Naganarasimha G R Thanks for the comments
Wangda Tan Please comment if you have any further suggestions.
So user needs to delete a queue(say a2) then he needs to remove the queue from its parent's "yarn.scheduler.capacity.<parent queue>.queues" config and also mention its state(yarn.scheduler.capacity.<root...a2>.state) as DELETED right ?
Do not need to remove the queue from its parent's "yarn.scheduler.capacity.<parent queue>.queues" config, just mention its state(yarn.scheduler.capacity.<root...a2>.state) as DELETED.
How to delete intermediate queues? i presume we need NOT configure state for each of its children right ? or do we plan to support delete of only leaf queue?
We need not configure the state for each of its children. Just mark delete for the queue itself.
Do we need to consider the moving of queues(along with its apps) from one queue hiearchy to another ? IMO it complicates but not sure about the real world usecases.
we can consider this scenario later.
In case of HA, i think it further complicates as if both the RM's are initialiased with old queue settings and then if new queue is updated then CS is aware of deleted queue else if the RM starts of with updated xml(with deleted queue) then deleted queue information is not available and if failover happens to this RM then apps running on the deleted queue cannot be recovered as the queue doesnt exist. so do we need to start maintaining the deleted queue in statestore or need handling of creating queue objects for the queues whose state has been marked as deleted (then we need to consider 2nd point) ?

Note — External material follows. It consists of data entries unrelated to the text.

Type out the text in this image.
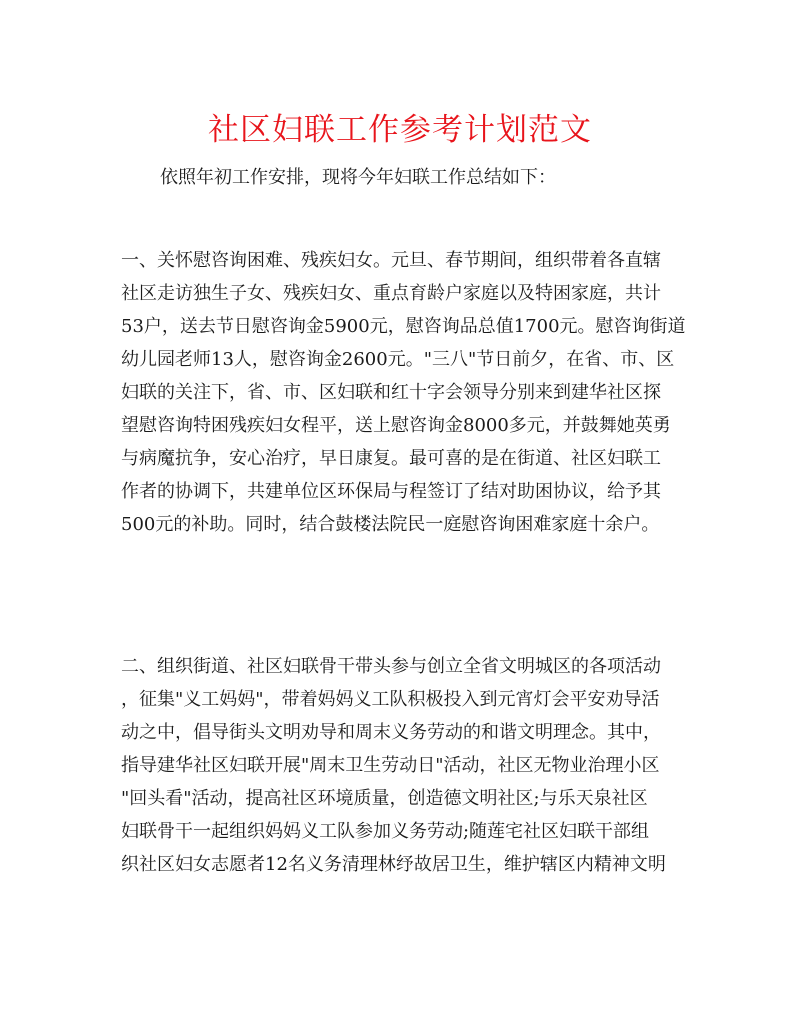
社区妇联工作参考计划范文
依照年初工作安排，现将今年妇联工作总结如下：
一、关怀慰咨询困难、残疾妇女。元旦、春节期间，组织带着各直辖
社区走访独生子女、残疾妇女、重点育龄户家庭以及特困家庭，共计
53户，送去节日慰咨询金5900元，慰咨询品总值1700元。慰咨询街道
幼儿园老师13人，慰咨询金2600元。"三八"节日前夕，在省、市、区
妇联的关注下，省、市、区妇联和红十字会领导分别来到建华社区探
望慰咨询特困残疾妇女程平，送上慰咨询金8000多元，并鼓舞她英勇
与病魔抗争，安心治疗，早日康复。最可喜的是在街道、社区妇联工
作者的协调下，共建单位区环保局与程签订了结对助困协议，给予其
500元的补助。同时，结合鼓楼法院民一庭慰咨询困难家庭十余户。
二、组织街道、社区妇联骨干带头参与创立全省文明城区的各项活动
，征集"义工妈妈"，带着妈妈义工队积极投入到元宵灯会平安劝导活
动之中，倡导街头文明劝导和周末义务劳动的和谐文明理念。其中，
指导建华社区妇联开展"周末卫生劳动日"活动，社区无物业治理小区
"回头看"活动，提高社区环境质量，创造德文明社区;与乐天泉社区
妇联骨干一起组织妈妈义工队参加义务劳动;随莲宅社区妇联干部组
织社区妇女志愿者12名义务清理林纾故居卫生，维护辖区内精神文明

Yes, this is the fundamental issue with the "configuration-based" approach. This api-based approach would solve this issue: https://issues.apache.org/jira/browse/YARN-5734. But for "configuration-based" approach, in RM HA case, we have to make sure the configuration file for every RM nodes is updated.
do we need to consider showing of the deleted queues in the webui ? may be in another jira but the code needs to be updated.
Yes, we could file a separate jira, and do it later.
The basic workflow could be: before we can actually delete the queue, we should make sure the queue in STOPPED state which means this queue can not accept any new applications, and all apps (including pending request) have been finished (for now, we could simply wait. or add a command/flag to force kill later). Then, we could delete the queue and split capacity.